What Would Buddha Do

When Comparing Lives on Social Media?

You opened the app for a moment of distraction. You closed it feeling smaller. Their vacation, their relationship, their success, their body. Suddenly your own life looks dim by comparison — even though, just moments ago, it was fine.

The Mindful Approach

Comparison is the thief of joy, but social media is its accomplice. You are not just comparing yourself to others — you are comparing yourself to a curated, filtered, sliced version of others. It is a fight you cannot win, because the opponent is fictional.

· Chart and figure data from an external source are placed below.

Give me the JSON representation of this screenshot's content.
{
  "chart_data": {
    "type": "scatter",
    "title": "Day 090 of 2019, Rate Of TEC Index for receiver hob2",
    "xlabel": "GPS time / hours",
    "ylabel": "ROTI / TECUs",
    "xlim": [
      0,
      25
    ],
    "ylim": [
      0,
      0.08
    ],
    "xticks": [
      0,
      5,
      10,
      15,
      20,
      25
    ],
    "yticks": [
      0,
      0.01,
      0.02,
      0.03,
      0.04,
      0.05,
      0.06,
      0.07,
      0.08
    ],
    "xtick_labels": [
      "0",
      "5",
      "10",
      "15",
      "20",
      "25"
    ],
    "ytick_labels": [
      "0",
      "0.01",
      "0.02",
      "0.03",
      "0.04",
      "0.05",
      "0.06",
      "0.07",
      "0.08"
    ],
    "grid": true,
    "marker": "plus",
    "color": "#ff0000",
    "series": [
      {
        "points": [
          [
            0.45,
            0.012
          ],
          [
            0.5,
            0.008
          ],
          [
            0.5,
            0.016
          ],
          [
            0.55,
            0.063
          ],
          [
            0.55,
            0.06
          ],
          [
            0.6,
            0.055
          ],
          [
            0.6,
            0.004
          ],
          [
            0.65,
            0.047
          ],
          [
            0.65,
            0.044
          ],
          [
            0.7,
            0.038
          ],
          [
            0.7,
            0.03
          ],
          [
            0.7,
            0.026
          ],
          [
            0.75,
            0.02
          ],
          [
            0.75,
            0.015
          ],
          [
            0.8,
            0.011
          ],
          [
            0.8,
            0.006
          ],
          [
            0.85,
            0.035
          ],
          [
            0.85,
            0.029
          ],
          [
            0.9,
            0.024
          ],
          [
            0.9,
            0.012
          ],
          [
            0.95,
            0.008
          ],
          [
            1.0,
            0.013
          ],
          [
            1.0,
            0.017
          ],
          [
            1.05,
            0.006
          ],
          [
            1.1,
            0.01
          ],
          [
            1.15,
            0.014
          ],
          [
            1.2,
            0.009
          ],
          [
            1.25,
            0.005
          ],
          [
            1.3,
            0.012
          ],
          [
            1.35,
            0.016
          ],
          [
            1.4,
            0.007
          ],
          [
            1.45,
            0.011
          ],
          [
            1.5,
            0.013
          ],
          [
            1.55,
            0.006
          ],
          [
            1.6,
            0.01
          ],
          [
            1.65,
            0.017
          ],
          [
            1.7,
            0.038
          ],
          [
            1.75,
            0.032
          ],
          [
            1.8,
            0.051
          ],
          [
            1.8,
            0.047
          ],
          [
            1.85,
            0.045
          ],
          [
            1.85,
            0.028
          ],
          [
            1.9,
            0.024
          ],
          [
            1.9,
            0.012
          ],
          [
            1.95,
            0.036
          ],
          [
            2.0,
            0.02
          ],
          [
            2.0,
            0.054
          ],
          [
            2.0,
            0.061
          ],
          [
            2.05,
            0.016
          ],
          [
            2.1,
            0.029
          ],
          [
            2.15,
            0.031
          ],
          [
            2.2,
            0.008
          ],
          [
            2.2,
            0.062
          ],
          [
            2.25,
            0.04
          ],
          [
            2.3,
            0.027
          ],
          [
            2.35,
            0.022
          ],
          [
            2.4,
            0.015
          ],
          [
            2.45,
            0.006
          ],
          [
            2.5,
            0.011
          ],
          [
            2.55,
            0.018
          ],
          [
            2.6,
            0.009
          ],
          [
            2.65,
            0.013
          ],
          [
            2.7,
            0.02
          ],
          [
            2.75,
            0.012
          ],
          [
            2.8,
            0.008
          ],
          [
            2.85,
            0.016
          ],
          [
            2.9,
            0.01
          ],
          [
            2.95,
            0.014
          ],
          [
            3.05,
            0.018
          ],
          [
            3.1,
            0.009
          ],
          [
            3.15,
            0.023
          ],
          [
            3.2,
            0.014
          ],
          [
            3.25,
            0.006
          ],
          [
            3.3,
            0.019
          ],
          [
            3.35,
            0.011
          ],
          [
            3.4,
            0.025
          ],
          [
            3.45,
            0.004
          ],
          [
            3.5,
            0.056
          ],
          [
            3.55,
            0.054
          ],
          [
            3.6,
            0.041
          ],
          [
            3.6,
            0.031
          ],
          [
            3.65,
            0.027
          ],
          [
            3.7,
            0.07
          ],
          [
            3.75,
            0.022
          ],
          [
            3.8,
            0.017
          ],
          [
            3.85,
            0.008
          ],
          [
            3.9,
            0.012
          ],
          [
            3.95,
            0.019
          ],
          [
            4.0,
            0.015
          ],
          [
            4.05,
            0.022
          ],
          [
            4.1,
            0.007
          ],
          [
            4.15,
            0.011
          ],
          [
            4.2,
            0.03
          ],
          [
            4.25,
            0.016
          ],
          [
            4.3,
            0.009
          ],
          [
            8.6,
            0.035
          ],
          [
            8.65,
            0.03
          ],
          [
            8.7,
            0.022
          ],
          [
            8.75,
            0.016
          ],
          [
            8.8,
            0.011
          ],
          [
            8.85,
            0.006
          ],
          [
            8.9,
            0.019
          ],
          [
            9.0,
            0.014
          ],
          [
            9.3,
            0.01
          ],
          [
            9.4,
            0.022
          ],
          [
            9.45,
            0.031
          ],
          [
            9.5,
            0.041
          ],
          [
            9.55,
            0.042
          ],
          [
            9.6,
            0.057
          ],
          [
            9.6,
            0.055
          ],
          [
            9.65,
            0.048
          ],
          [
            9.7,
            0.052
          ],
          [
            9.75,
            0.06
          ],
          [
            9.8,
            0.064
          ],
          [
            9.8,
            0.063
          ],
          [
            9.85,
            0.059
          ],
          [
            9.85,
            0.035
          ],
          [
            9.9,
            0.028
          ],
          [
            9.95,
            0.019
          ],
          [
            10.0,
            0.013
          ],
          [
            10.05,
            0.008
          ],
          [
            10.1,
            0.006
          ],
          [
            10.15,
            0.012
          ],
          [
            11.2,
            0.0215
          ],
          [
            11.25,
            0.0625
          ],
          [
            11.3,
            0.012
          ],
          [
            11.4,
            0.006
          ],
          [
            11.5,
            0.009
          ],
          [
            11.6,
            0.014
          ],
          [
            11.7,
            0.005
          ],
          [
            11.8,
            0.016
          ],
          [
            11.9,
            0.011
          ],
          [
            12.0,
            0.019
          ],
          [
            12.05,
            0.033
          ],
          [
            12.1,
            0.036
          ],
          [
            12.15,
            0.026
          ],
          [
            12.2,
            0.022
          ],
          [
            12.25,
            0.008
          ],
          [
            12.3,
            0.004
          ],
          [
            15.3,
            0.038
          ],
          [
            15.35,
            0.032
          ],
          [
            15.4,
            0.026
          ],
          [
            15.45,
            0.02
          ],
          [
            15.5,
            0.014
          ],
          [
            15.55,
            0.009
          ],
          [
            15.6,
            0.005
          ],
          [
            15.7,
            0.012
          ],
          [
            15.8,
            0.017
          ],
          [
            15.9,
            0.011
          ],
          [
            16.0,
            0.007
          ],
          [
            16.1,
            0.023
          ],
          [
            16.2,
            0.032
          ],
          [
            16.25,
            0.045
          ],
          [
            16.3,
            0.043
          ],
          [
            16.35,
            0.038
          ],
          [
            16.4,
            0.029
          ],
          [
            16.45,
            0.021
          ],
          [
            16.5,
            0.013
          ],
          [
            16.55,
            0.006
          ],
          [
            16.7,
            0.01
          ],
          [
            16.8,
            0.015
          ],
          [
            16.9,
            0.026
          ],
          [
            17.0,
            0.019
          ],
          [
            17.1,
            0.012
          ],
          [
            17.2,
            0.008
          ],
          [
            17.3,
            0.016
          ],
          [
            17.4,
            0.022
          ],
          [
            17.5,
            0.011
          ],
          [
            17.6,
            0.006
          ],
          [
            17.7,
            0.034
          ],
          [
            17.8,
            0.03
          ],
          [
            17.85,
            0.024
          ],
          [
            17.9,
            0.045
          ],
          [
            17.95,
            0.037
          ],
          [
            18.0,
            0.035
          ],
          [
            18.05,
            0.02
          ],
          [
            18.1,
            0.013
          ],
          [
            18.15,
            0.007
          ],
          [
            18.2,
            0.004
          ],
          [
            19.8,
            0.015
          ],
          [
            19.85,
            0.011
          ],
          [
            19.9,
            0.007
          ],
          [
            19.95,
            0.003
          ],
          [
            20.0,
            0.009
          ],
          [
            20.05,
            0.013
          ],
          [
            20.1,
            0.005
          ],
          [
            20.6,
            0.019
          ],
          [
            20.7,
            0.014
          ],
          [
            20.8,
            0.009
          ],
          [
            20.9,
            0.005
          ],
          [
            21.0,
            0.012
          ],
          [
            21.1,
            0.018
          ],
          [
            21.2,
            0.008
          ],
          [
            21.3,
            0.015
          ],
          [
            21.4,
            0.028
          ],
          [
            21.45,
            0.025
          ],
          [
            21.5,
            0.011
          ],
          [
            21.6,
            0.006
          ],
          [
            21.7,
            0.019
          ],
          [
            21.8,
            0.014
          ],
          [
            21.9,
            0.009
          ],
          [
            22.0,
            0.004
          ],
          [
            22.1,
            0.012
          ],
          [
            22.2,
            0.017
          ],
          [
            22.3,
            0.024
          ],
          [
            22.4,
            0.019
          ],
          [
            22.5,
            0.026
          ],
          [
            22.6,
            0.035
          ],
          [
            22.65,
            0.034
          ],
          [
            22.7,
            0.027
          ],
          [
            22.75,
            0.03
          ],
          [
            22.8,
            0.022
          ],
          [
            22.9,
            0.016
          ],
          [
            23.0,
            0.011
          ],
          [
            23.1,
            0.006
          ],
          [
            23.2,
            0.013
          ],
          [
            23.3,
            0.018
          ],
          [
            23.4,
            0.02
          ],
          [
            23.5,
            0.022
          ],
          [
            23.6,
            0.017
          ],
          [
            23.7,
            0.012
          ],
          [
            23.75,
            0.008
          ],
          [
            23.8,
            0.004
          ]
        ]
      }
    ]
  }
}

  • Remember what is missing from the frame. Behind every perfect post is a real person with real struggles you cannot see. The post is one frame; the life is the whole film. You are comparing your inside to their outside.
  • Notice how scrolling actually feels. Pay attention to your body before, during, and after. If a habit consistently leaves you depleted, it is not entertainment — it is harm dressed up as leisure.
  • Curate ruthlessly. Unfollow what diminishes you. Follow what nourishes you. Your feed is not democratic — it is a garden, and you are the gardener. Pull the weeds.

A Practice for Today

Set a timer the next time you open a comparison-triggering app. Five minutes, no more. When it ends, close it and look around your actual room — the cup on the table, the light through the window, the small, real life you are actually in. Return to it. It is the only one that’s yours.